Doesn't Jonathan Rhys-Meyers immediately conjure up images of a man in his late forties with an ailing body? So far in the series, he is supposed to have gone from age 20-ish to 50-ish but naturally, appears only to have aged about three years; he must be using Crème de la Mer. Oddly, he doesn't yet seemed to have mastered an English accent, either; you'd expect more from the King of England (and assorted bits of France). At least they didn't use David Starkey's ubiquitous gobbet, "Henry went from spare...to heir," I suppose.
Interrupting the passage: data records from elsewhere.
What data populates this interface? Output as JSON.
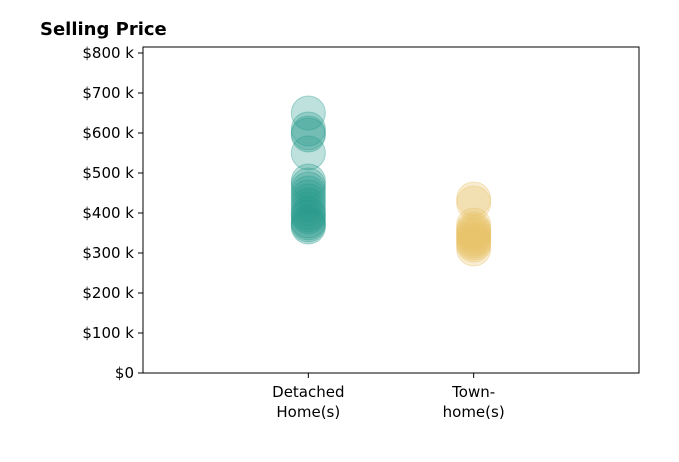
{
  "chart_data": {
    "type": "scatter",
    "title": "Selling Price",
    "xlabel": "",
    "ylabel": "",
    "categories": [
      [
        "Detached",
        "Home(s)"
      ],
      [
        "Town-",
        "home(s)"
      ]
    ],
    "x_range": [
      -1,
      2
    ],
    "ylim": [
      0,
      815000
    ],
    "y_ticks": [
      0,
      100000,
      200000,
      300000,
      400000,
      500000,
      600000,
      700000,
      800000
    ],
    "y_tick_labels": [
      "$0",
      "$100 k",
      "$200 k",
      "$300 k",
      "$400 k",
      "$500 k",
      "$600 k",
      "$700 k",
      "$800 k"
    ],
    "grid": false,
    "legend": "none",
    "marker_alpha": 0.3,
    "series": [
      {
        "category_index": 0,
        "color": "#2a9d8f",
        "values": [
          650000,
          610000,
          600000,
          595000,
          550000,
          480000,
          470000,
          460000,
          450000,
          440000,
          430000,
          420000,
          410000,
          400000,
          395000,
          390000,
          380000,
          375000,
          370000,
          365000
        ]
      },
      {
        "category_index": 1,
        "color": "#e9c46a",
        "values": [
          435000,
          425000,
          370000,
          360000,
          355000,
          350000,
          345000,
          340000,
          335000,
          330000,
          325000,
          320000,
          310000
        ]
      }
    ]
  }
}
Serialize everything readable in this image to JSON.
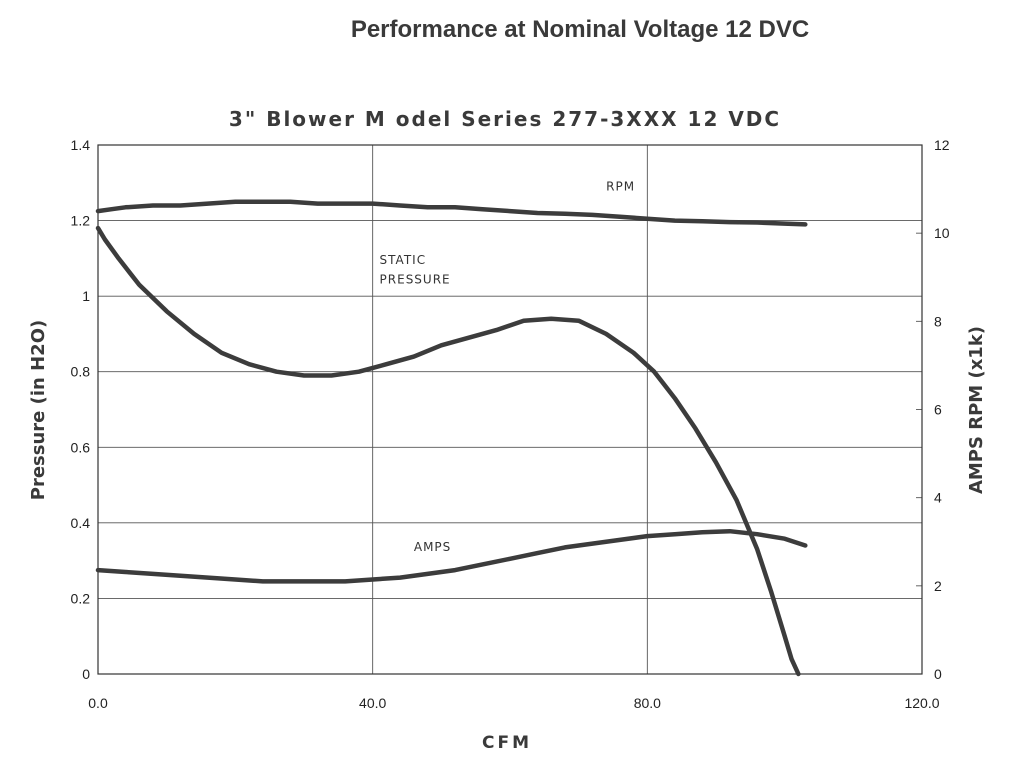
{
  "page_title": "Performance at Nominal Voltage 12 DVC",
  "chart_data": {
    "type": "line",
    "title": "3\" Blower M odel Series 277-3XXX 12 VDC",
    "xlabel": "CFM",
    "ylabel": "Pressure (in H2O)",
    "y2label": "AMPS RPM (x1k)",
    "xlim": [
      0,
      120
    ],
    "ylim": [
      0,
      1.4
    ],
    "y2lim": [
      0,
      12
    ],
    "x_ticks": [
      0,
      40,
      80,
      120
    ],
    "x_tick_labels": [
      "0.0",
      "40.0",
      "80.0",
      "120.0"
    ],
    "y_ticks": [
      0,
      0.2,
      0.4,
      0.6,
      0.8,
      1,
      1.2,
      1.4
    ],
    "y_tick_labels": [
      "0",
      "0.2",
      "0.4",
      "0.6",
      "0.8",
      "1",
      "1.2",
      "1.4"
    ],
    "y2_ticks": [
      0,
      2,
      4,
      6,
      8,
      10,
      12
    ],
    "y2_tick_labels": [
      "0",
      "2",
      "4",
      "6",
      "8",
      "10",
      "12"
    ],
    "grid": true,
    "series": [
      {
        "name": "RPM",
        "axis": "y",
        "x": [
          0,
          2,
          4,
          8,
          12,
          16,
          20,
          24,
          28,
          32,
          36,
          40,
          44,
          48,
          52,
          56,
          60,
          64,
          68,
          72,
          76,
          80,
          84,
          88,
          92,
          96,
          100,
          103
        ],
        "y": [
          1.225,
          1.23,
          1.235,
          1.24,
          1.24,
          1.245,
          1.25,
          1.25,
          1.25,
          1.245,
          1.245,
          1.245,
          1.24,
          1.235,
          1.235,
          1.23,
          1.225,
          1.22,
          1.218,
          1.215,
          1.21,
          1.205,
          1.2,
          1.198,
          1.196,
          1.195,
          1.192,
          1.19
        ]
      },
      {
        "name": "STATIC PRESSURE",
        "axis": "y",
        "x": [
          0,
          1,
          3,
          6,
          10,
          14,
          18,
          22,
          26,
          30,
          34,
          38,
          42,
          46,
          50,
          54,
          58,
          62,
          66,
          70,
          74,
          78,
          81,
          84,
          87,
          90,
          93,
          96,
          98,
          100,
          101,
          102
        ],
        "y": [
          1.18,
          1.15,
          1.1,
          1.03,
          0.96,
          0.9,
          0.85,
          0.82,
          0.8,
          0.79,
          0.79,
          0.8,
          0.82,
          0.84,
          0.87,
          0.89,
          0.91,
          0.935,
          0.94,
          0.935,
          0.9,
          0.85,
          0.8,
          0.73,
          0.65,
          0.56,
          0.46,
          0.33,
          0.22,
          0.1,
          0.04,
          0.0
        ]
      },
      {
        "name": "AMPS",
        "axis": "y",
        "x": [
          0,
          4,
          8,
          12,
          16,
          20,
          24,
          28,
          32,
          36,
          40,
          44,
          48,
          52,
          56,
          60,
          64,
          68,
          72,
          76,
          80,
          84,
          88,
          92,
          96,
          100,
          103
        ],
        "y": [
          0.275,
          0.27,
          0.265,
          0.26,
          0.255,
          0.25,
          0.245,
          0.245,
          0.245,
          0.245,
          0.25,
          0.255,
          0.265,
          0.275,
          0.29,
          0.305,
          0.32,
          0.335,
          0.345,
          0.355,
          0.365,
          0.37,
          0.375,
          0.378,
          0.37,
          0.358,
          0.34
        ]
      }
    ],
    "annotations": [
      {
        "text": "RPM",
        "x": 74,
        "y": 1.28
      },
      {
        "text": "STATIC",
        "x": 41,
        "y": 1.085
      },
      {
        "text": "PRESSURE",
        "x": 41,
        "y": 1.033
      },
      {
        "text": "AMPS",
        "x": 46,
        "y": 0.325
      }
    ],
    "colors": {
      "line": "#3c3c3c",
      "grid": "#555555",
      "text": "#222222"
    }
  }
}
Henry's last two queens, Catherine Howard and Catherine Parr, are traditionally portrayed as polar opposites. Catherine Howard (Catherine II?) is the slutty, young thing that Henry hopes will revitalise his "quest for an heir" (if that's the euphemism he wants to use) but who can't keep her legs together or her indiscretions to herself. Catherine III, meanwhile, is older than her predecessor and already twice widowed (one of the main problems with Catherine II was that Henry later discovered that she wasn't a virgin when they hooked up, which hurt his pride to say the least and led to her tumbling rapidly from her pedestal; at least a widow wasn't expected to be pure). An intelligent intellectual who nurses Henry tenderly through his dying years, while, on the side, pushing her own radical, Protestant agenda and grooming Henry's daughter Elizabeth to follow in her footstep (in terms of religion, that is). Of course, the devoted nursemaid ended up finally marrying the man she really loved, Thomas Seymour, scandalously soon after Henry's death. Not that that ended happily either: Seymour spent months romping and frolicking with the 14-year-old Princess Elizabeth and Catherine died of puerperal fever a few days after giving birth to a girl who never survived infancy.

The moral of the story is that you shouldn't be called Catherine. Or Thomas. And you definitely shouldn't marry Henry 8 VIII. Well, maybe the TV show will have a different moral. I guess I'll have to tune in to find out.